Packard glowered at him. “Your father was a test pilot, an astronaut, and the head of DARPA. If it involves him, it’s vital to national security.”

“Dr. Serghetti is the real expert on this sort of thing,” Conrad said. “But I’m looking around and don’t see any sign of her.”

“And see that you don’t, son,” Packard said. “This is a state secret. And Sister Serghetti is an agent of a foreign power.”

Conrad blinked. “So now the Vatican is a foreign power?”

“I don’t see the pope taking orders from the president, do you?” Packard said. “You are to share nothing with that girl. And I expect you to report any attempt by her to reestablish contact with you.”

If only
, Conrad thought, as Packard walked away with Max Seavers.

It had started to drizzle, and Conrad watched the pair march down the hill to the secret service detail, which welcomed them with two open umbrellas and escorted them to the convoy of limousines, town cars, and SUVs. Conrad counted nine vehicles parked on the narrow road. Before the funeral procession he had counted eight.
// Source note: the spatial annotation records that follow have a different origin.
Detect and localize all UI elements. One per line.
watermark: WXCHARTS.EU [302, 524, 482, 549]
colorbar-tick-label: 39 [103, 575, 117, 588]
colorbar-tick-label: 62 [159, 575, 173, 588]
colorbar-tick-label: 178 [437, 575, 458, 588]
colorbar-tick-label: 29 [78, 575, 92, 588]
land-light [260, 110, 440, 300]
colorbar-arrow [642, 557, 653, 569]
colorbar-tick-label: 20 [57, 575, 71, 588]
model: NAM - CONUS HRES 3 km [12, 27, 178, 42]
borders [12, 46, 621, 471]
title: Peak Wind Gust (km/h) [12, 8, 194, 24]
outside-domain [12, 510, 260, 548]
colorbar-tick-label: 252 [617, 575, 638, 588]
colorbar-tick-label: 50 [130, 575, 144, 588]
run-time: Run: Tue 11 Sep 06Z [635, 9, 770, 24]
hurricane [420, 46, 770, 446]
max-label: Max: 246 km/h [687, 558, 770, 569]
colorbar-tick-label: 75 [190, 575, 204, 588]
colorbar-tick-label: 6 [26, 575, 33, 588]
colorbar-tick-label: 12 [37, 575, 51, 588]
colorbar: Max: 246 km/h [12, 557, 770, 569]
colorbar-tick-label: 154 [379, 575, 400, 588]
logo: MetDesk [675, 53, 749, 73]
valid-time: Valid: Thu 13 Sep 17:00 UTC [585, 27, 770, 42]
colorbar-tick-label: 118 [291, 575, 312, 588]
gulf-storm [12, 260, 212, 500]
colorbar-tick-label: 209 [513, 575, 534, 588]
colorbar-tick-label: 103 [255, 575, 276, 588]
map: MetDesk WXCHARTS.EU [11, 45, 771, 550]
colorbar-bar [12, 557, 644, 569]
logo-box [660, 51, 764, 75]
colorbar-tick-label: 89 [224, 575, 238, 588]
One by one the cars left, until a single black limousine remained. He was certain it wasn’t the cab he called for. He’d give it another two minutes to show up before he walked down to the main gate and hailed another.

Conrad studied the obelisk in the rain.

“Now what have you gotten me into, Dad?”

Whatever answers he was looking for, however, had apparently died with his father four years ago.

He turned again toward the road and splashed toward the limousine to tell Packard’s boys to take the day off.

Conrad felt a strange electricity in the air even before he
recognized beefy Benito behind the wheel. Then the window came down and he saw Serena Serghetti sitting in back. His blood jumped.

“Don’t just stand there, mate,” she told him in her bold Australian accent. “Get in.”